Maturing Through Travel

Travel means something different to every person, and even for the same person, that meaning changes over time. Sometimes travel is an adventure. Sometimes it is an escape. Sometimes it is education, healing, connection, or proof that the world is larger than the place where you started.

For me, travel began with the United States Navy.

On my first deployment, I was overwhelmed in the best possible way. I found myself standing in places I had only seen in books or on television: Bahrain, Dubai, Australia, and India. Every port felt like stepping into another world. I wanted to absorb everything around me. I ate foods I could barely pronounce, wandered unfamiliar streets, listened to languages I did not understand, and learned how differently people live, celebrate, worship, and connect. That first deployment taught me that travel was not just about seeing places; it was about seeing perspectives.

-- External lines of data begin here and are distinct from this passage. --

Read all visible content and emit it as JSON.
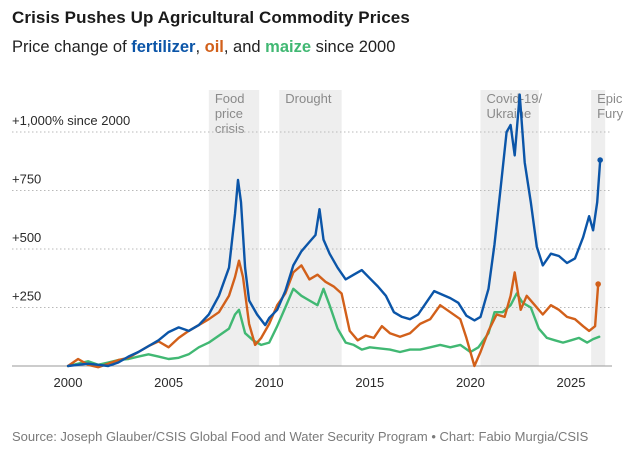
{
  "header": {
    "title": "Crisis Pushes Up Agricultural Commodity Prices",
    "subtitle_prefix": "Price change of ",
    "subtitle_sep1": ", ",
    "subtitle_sep2": ", and ",
    "subtitle_suffix": " since 2000"
  },
  "source": "Source: Joseph Glauber/CSIS Global Food and Water Security Program • Chart: Fabio Murgia/CSIS",
  "chart_data": {
    "type": "line",
    "title": "Crisis Pushes Up Agricultural Commodity Prices",
    "subtitle": "Price change of fertilizer, oil, and maize since 2000",
    "xlabel": "",
    "ylabel": "",
    "xlim": [
      2000,
      2026.6
    ],
    "ylim": [
      0,
      1150
    ],
    "x_ticks": [
      2000,
      2005,
      2010,
      2015,
      2020,
      2025
    ],
    "y_ticks": [
      {
        "value": 250,
        "label": "+250"
      },
      {
        "value": 500,
        "label": "+500"
      },
      {
        "value": 750,
        "label": "+750"
      },
      {
        "value": 1000,
        "label": "+1,000% since 2000"
      }
    ],
    "grid": "horizontal",
    "bands": [
      {
        "start": 2007.0,
        "end": 2009.5,
        "label": [
          "Food",
          "price",
          "crisis"
        ]
      },
      {
        "start": 2010.5,
        "end": 2013.6,
        "label": [
          "Drought"
        ]
      },
      {
        "start": 2020.5,
        "end": 2023.4,
        "label": [
          "Covid-19/",
          "Ukraine"
        ]
      },
      {
        "start": 2026.0,
        "end": 2026.7,
        "label": [
          "Epic",
          "Fury"
        ]
      }
    ],
    "series": [
      {
        "name": "fertilizer",
        "color": "#0b55a8",
        "points": [
          [
            2000.0,
            0
          ],
          [
            2000.5,
            5
          ],
          [
            2001.0,
            10
          ],
          [
            2001.5,
            5
          ],
          [
            2002.0,
            0
          ],
          [
            2002.5,
            15
          ],
          [
            2003.0,
            40
          ],
          [
            2003.5,
            60
          ],
          [
            2004.0,
            85
          ],
          [
            2004.5,
            110
          ],
          [
            2005.0,
            145
          ],
          [
            2005.5,
            165
          ],
          [
            2006.0,
            150
          ],
          [
            2006.5,
            175
          ],
          [
            2007.0,
            220
          ],
          [
            2007.5,
            300
          ],
          [
            2008.0,
            420
          ],
          [
            2008.3,
            650
          ],
          [
            2008.45,
            795
          ],
          [
            2008.6,
            700
          ],
          [
            2008.8,
            420
          ],
          [
            2009.0,
            280
          ],
          [
            2009.4,
            220
          ],
          [
            2009.8,
            175
          ],
          [
            2010.0,
            205
          ],
          [
            2010.4,
            240
          ],
          [
            2010.8,
            320
          ],
          [
            2011.2,
            430
          ],
          [
            2011.6,
            490
          ],
          [
            2012.0,
            530
          ],
          [
            2012.3,
            560
          ],
          [
            2012.5,
            670
          ],
          [
            2012.7,
            540
          ],
          [
            2013.0,
            480
          ],
          [
            2013.4,
            420
          ],
          [
            2013.8,
            370
          ],
          [
            2014.2,
            390
          ],
          [
            2014.6,
            410
          ],
          [
            2015.0,
            375
          ],
          [
            2015.4,
            340
          ],
          [
            2015.8,
            300
          ],
          [
            2016.2,
            230
          ],
          [
            2016.6,
            210
          ],
          [
            2017.0,
            200
          ],
          [
            2017.4,
            220
          ],
          [
            2017.8,
            270
          ],
          [
            2018.2,
            320
          ],
          [
            2018.6,
            305
          ],
          [
            2019.0,
            290
          ],
          [
            2019.4,
            270
          ],
          [
            2019.8,
            215
          ],
          [
            2020.2,
            195
          ],
          [
            2020.5,
            210
          ],
          [
            2020.9,
            330
          ],
          [
            2021.2,
            520
          ],
          [
            2021.5,
            760
          ],
          [
            2021.8,
            1000
          ],
          [
            2022.0,
            1030
          ],
          [
            2022.2,
            900
          ],
          [
            2022.45,
            1160
          ],
          [
            2022.7,
            870
          ],
          [
            2023.0,
            700
          ],
          [
            2023.3,
            510
          ],
          [
            2023.6,
            430
          ],
          [
            2024.0,
            480
          ],
          [
            2024.4,
            470
          ],
          [
            2024.8,
            440
          ],
          [
            2025.2,
            460
          ],
          [
            2025.6,
            550
          ],
          [
            2025.9,
            640
          ],
          [
            2026.1,
            580
          ],
          [
            2026.3,
            700
          ],
          [
            2026.45,
            880
          ]
        ]
      },
      {
        "name": "oil",
        "color": "#d2601a",
        "points": [
          [
            2000.0,
            0
          ],
          [
            2000.5,
            30
          ],
          [
            2001.0,
            5
          ],
          [
            2001.5,
            -5
          ],
          [
            2002.0,
            10
          ],
          [
            2002.5,
            25
          ],
          [
            2003.0,
            35
          ],
          [
            2003.5,
            60
          ],
          [
            2004.0,
            85
          ],
          [
            2004.5,
            105
          ],
          [
            2005.0,
            80
          ],
          [
            2005.5,
            120
          ],
          [
            2006.0,
            150
          ],
          [
            2006.5,
            175
          ],
          [
            2007.0,
            200
          ],
          [
            2007.5,
            230
          ],
          [
            2008.0,
            300
          ],
          [
            2008.3,
            380
          ],
          [
            2008.5,
            450
          ],
          [
            2008.7,
            380
          ],
          [
            2009.0,
            180
          ],
          [
            2009.3,
            90
          ],
          [
            2009.6,
            120
          ],
          [
            2010.0,
            180
          ],
          [
            2010.4,
            260
          ],
          [
            2010.8,
            310
          ],
          [
            2011.2,
            400
          ],
          [
            2011.6,
            430
          ],
          [
            2012.0,
            370
          ],
          [
            2012.4,
            390
          ],
          [
            2012.8,
            360
          ],
          [
            2013.2,
            340
          ],
          [
            2013.6,
            310
          ],
          [
            2014.0,
            150
          ],
          [
            2014.4,
            110
          ],
          [
            2014.8,
            130
          ],
          [
            2015.2,
            120
          ],
          [
            2015.6,
            170
          ],
          [
            2016.0,
            140
          ],
          [
            2016.5,
            125
          ],
          [
            2017.0,
            140
          ],
          [
            2017.5,
            180
          ],
          [
            2018.0,
            200
          ],
          [
            2018.5,
            260
          ],
          [
            2019.0,
            230
          ],
          [
            2019.5,
            200
          ],
          [
            2019.8,
            120
          ],
          [
            2020.2,
            0
          ],
          [
            2020.5,
            60
          ],
          [
            2020.9,
            150
          ],
          [
            2021.3,
            220
          ],
          [
            2021.7,
            210
          ],
          [
            2022.0,
            300
          ],
          [
            2022.2,
            400
          ],
          [
            2022.5,
            240
          ],
          [
            2022.8,
            300
          ],
          [
            2023.2,
            260
          ],
          [
            2023.6,
            220
          ],
          [
            2024.0,
            260
          ],
          [
            2024.4,
            240
          ],
          [
            2024.8,
            210
          ],
          [
            2025.2,
            200
          ],
          [
            2025.6,
            170
          ],
          [
            2025.9,
            150
          ],
          [
            2026.2,
            170
          ],
          [
            2026.35,
            350
          ]
        ]
      },
      {
        "name": "maize",
        "color": "#41b873",
        "points": [
          [
            2000.0,
            0
          ],
          [
            2000.5,
            10
          ],
          [
            2001.0,
            20
          ],
          [
            2001.5,
            5
          ],
          [
            2002.0,
            15
          ],
          [
            2002.5,
            25
          ],
          [
            2003.0,
            30
          ],
          [
            2003.5,
            40
          ],
          [
            2004.0,
            50
          ],
          [
            2004.5,
            40
          ],
          [
            2005.0,
            30
          ],
          [
            2005.5,
            35
          ],
          [
            2006.0,
            50
          ],
          [
            2006.5,
            80
          ],
          [
            2007.0,
            100
          ],
          [
            2007.5,
            130
          ],
          [
            2008.0,
            160
          ],
          [
            2008.3,
            220
          ],
          [
            2008.5,
            240
          ],
          [
            2008.8,
            140
          ],
          [
            2009.2,
            110
          ],
          [
            2009.6,
            90
          ],
          [
            2010.0,
            100
          ],
          [
            2010.4,
            170
          ],
          [
            2010.8,
            250
          ],
          [
            2011.2,
            330
          ],
          [
            2011.6,
            300
          ],
          [
            2012.0,
            280
          ],
          [
            2012.4,
            260
          ],
          [
            2012.7,
            330
          ],
          [
            2013.0,
            260
          ],
          [
            2013.4,
            160
          ],
          [
            2013.8,
            100
          ],
          [
            2014.2,
            90
          ],
          [
            2014.6,
            70
          ],
          [
            2015.0,
            80
          ],
          [
            2015.5,
            75
          ],
          [
            2016.0,
            70
          ],
          [
            2016.5,
            60
          ],
          [
            2017.0,
            70
          ],
          [
            2017.5,
            70
          ],
          [
            2018.0,
            80
          ],
          [
            2018.5,
            90
          ],
          [
            2019.0,
            80
          ],
          [
            2019.5,
            90
          ],
          [
            2020.0,
            60
          ],
          [
            2020.4,
            80
          ],
          [
            2020.9,
            140
          ],
          [
            2021.2,
            230
          ],
          [
            2021.6,
            230
          ],
          [
            2022.0,
            260
          ],
          [
            2022.3,
            310
          ],
          [
            2022.6,
            270
          ],
          [
            2023.0,
            250
          ],
          [
            2023.4,
            160
          ],
          [
            2023.8,
            120
          ],
          [
            2024.2,
            110
          ],
          [
            2024.6,
            100
          ],
          [
            2025.0,
            110
          ],
          [
            2025.4,
            120
          ],
          [
            2025.8,
            100
          ],
          [
            2026.1,
            115
          ],
          [
            2026.4,
            125
          ]
        ]
      }
    ]
  }
}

By my second deployment, my relationship with travel had grown. I was no longer just observing the world around me. I was actively trying to experience the different cultures I was seeing. I permitted myself to do things I had only dreamed of doing. I went parasailing over the beaches of Thailand, I fed a baby tiger, I learned how sake is made in Japan, and I explored crowded gold souks where the air buzzed with bargaining and conversation. I took the time to learn about the world around me, and realized that some of the best memories come from stepping outside of your comfort zone and saying yes to experiences you cannot recreate at home.

Travel stopped feeling distant or unreachable. It became personal.

Then came Germany.

I spent just under a year there, and while people often imagine Germany through stereotypes of beer halls and castles, what stayed with me most was the history. Yes, I drank incredible beer and rode my bicycle through small towns that looked like postcards. But I also saw firsthand how war shapes nations, borders, identities, and generations. History no longer felt abstract.

I was able to go to Amsterdam, where walking through the Anne Frank House was one of the most emotional travel experiences I have ever had. Reading about the Holocaust in school is one thing. Standing in those rooms, imagining fear, silence, and survival in such a confined space, is something entirely different. Travel has a way of turning history from information into human experience. It forces you to feel what textbooks often cannot fully convey.

Looking back, I realize how fortunate I was. The Navy gave me opportunities to see the world that I never could have afforded otherwise. I did not have a travel budget before the Navy, and the Navy became my travel plan. I tried to see as much of the world as possible, wherever duty stations and deployments allowed me to go.

But eventually, travel changed again.

This time, it became about sharing the world with my child.

Traveling as a parent slowed me down in ways I did not expect. I began noticing wonder through someone else’s eyes. I watched my son collect sand from different beaches because he wanted to bring a small piece of each destination home with him. To him, every grain represented a memory, a story, a place that mattered.

What surprised me most happened after our first cruise together.

When we returned home, instead of simply moving on with everyday life, he immediately started researching where he wanted to travel next. He was curious. Inspired. Hungry to learn more about the world beyond our front door. In that moment, I realized travel had become something even more meaningful than adventure or fun.

It had become a legacy.

Travel teaches independence, adaptability, confidence, and empathy. It introduces us to people whose lives look nothing like ours while reminding us of how connected we really are. It creates conversations, memories, and perspectives that stay with us long after unpacking the suitcase.

Today, travel means something different to me than it did when I first stepped off a Navy ship overseas. It is no longer just about checking destinations off a list. It is about experiences that shape who we are. It is about connection — to cultures, to history, to family, and to ourselves.

That is why I created Boundless Miles Vacations.

Travel is not only about where you go.

It is about who you become along the way.